Cross thought about what he’d said for a moment and then shifted gear mentally and looked up.
‘You said your brother wanted to go to a seminary,’ he began. ‘Why didn’t he go? What happened?’
‘Well, university happened, I think. He went up to Cambridge to read Divinity and then something changed.’
‘Did he discover women?’ Cross asked.
‘Alex was gay, George. But I think he discovered men there, yes.’
‘Was there anyone in particular?’ asked Ottey.
‘Not that I’m aware of. I always thought it was a crisis of faith that led to him swapping subjects. That maybe studying it academically changed his view of religion. Whatever it was, his eyes were opened up to a whole new world he hadn’t seen before, and he liked what he saw. He switched course after a year and read mathematics, which was something he’d always loved,’ said Stephen.

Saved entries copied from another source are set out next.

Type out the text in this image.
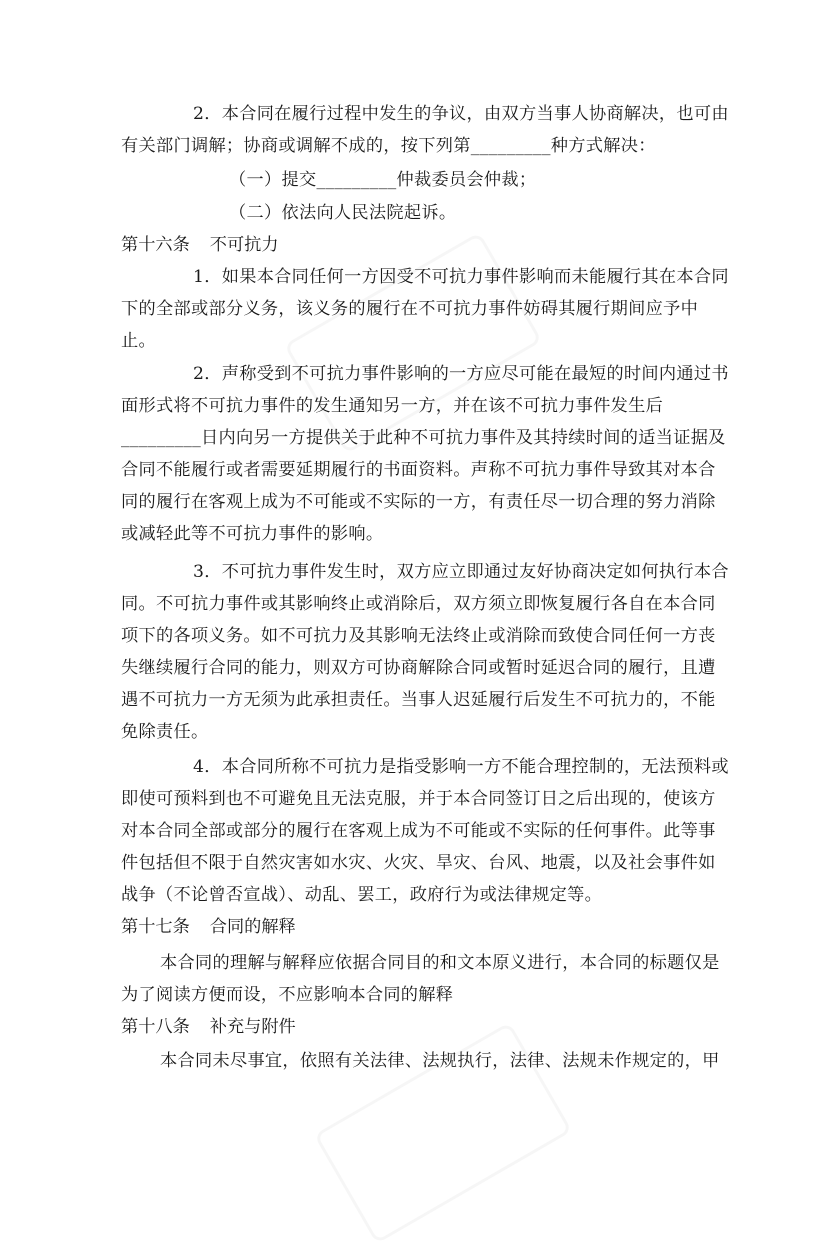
2．本合同在履行过程中发生的争议，由双方当事人协商解决，也可由
有关部门调解；协商或调解不成的，按下列第_________种方式解决：
（一）提交_________仲裁委员会仲裁；
（二）依法向人民法院起诉。
第十六条 不可抗力
1．如果本合同任何一方因受不可抗力事件影响而未能履行其在本合同
下的全部或部分义务，该义务的履行在不可抗力事件妨碍其履行期间应予中
止。
2．声称受到不可抗力事件影响的一方应尽可能在最短的时间内通过书
面形式将不可抗力事件的发生通知另一方，并在该不可抗力事件发生后
_________日内向另一方提供关于此种不可抗力事件及其持续时间的适当证据及
合同不能履行或者需要延期履行的书面资料。声称不可抗力事件导致其对本合
同的履行在客观上成为不可能或不实际的一方，有责任尽一切合理的努力消除
或减轻此等不可抗力事件的影响。
3．不可抗力事件发生时，双方应立即通过友好协商决定如何执行本合
同。不可抗力事件或其影响终止或消除后，双方须立即恢复履行各自在本合同
项下的各项义务。如不可抗力及其影响无法终止或消除而致使合同任何一方丧
失继续履行合同的能力，则双方可协商解除合同或暂时延迟合同的履行，且遭
遇不可抗力一方无须为此承担责任。当事人迟延履行后发生不可抗力的，不能
免除责任。
4．本合同所称不可抗力是指受影响一方不能合理控制的，无法预料或
即使可预料到也不可避免且无法克服，并于本合同签订日之后出现的，使该方
对本合同全部或部分的履行在客观上成为不可能或不实际的任何事件。此等事
件包括但不限于自然灾害如水灾、火灾、旱灾、台风、地震，以及社会事件如
战争（不论曾否宣战）、动乱、罢工，政府行为或法律规定等。
第十七条 合同的解释
本合同的理解与解释应依据合同目的和文本原义进行，本合同的标题仅是
为了阅读方便而设，不应影响本合同的解释
第十八条 补充与附件
本合同未尽事宜，依照有关法律、法规执行，法律、法规未作规定的，甲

‘But then he became a banker. That’s quite a change of direction,’ said Ottey.
‘It was,’ he replied.
‘Did he have a plan? An endgame?’ asked Cross.
‘No,’ laughed Stephen. ‘He was never much of a planner. He just went with the flow. He became extraordinarily good at making money. Bought a flat and the obligatory Porsche, upgraded later to a black Ferrari. Spent like money was no object. Holidays, clothes.’
‘And then he suddenly stopped,’ said Cross.
‘Yes.’
‘In 2008.’
‘Yes.’
Cross thought for a moment then said, ‘Was it before the crash of 2008 or after it?’
‘Before, but he knew it was coming,’ Stephen said.
‘Maybe that was why,’ offered Ottey.
‘I don’t think so. He was a star player at the bank. I think he would’ve come through unscathed.’
‘This was Cubitt’s?’ asked Cross.
‘That’s right. One of the old family ones. Really exclusive, Alex used to brag. You had to have a lot of money just to open an account there. Founded in the seventeen hundreds. Same family was still running it.’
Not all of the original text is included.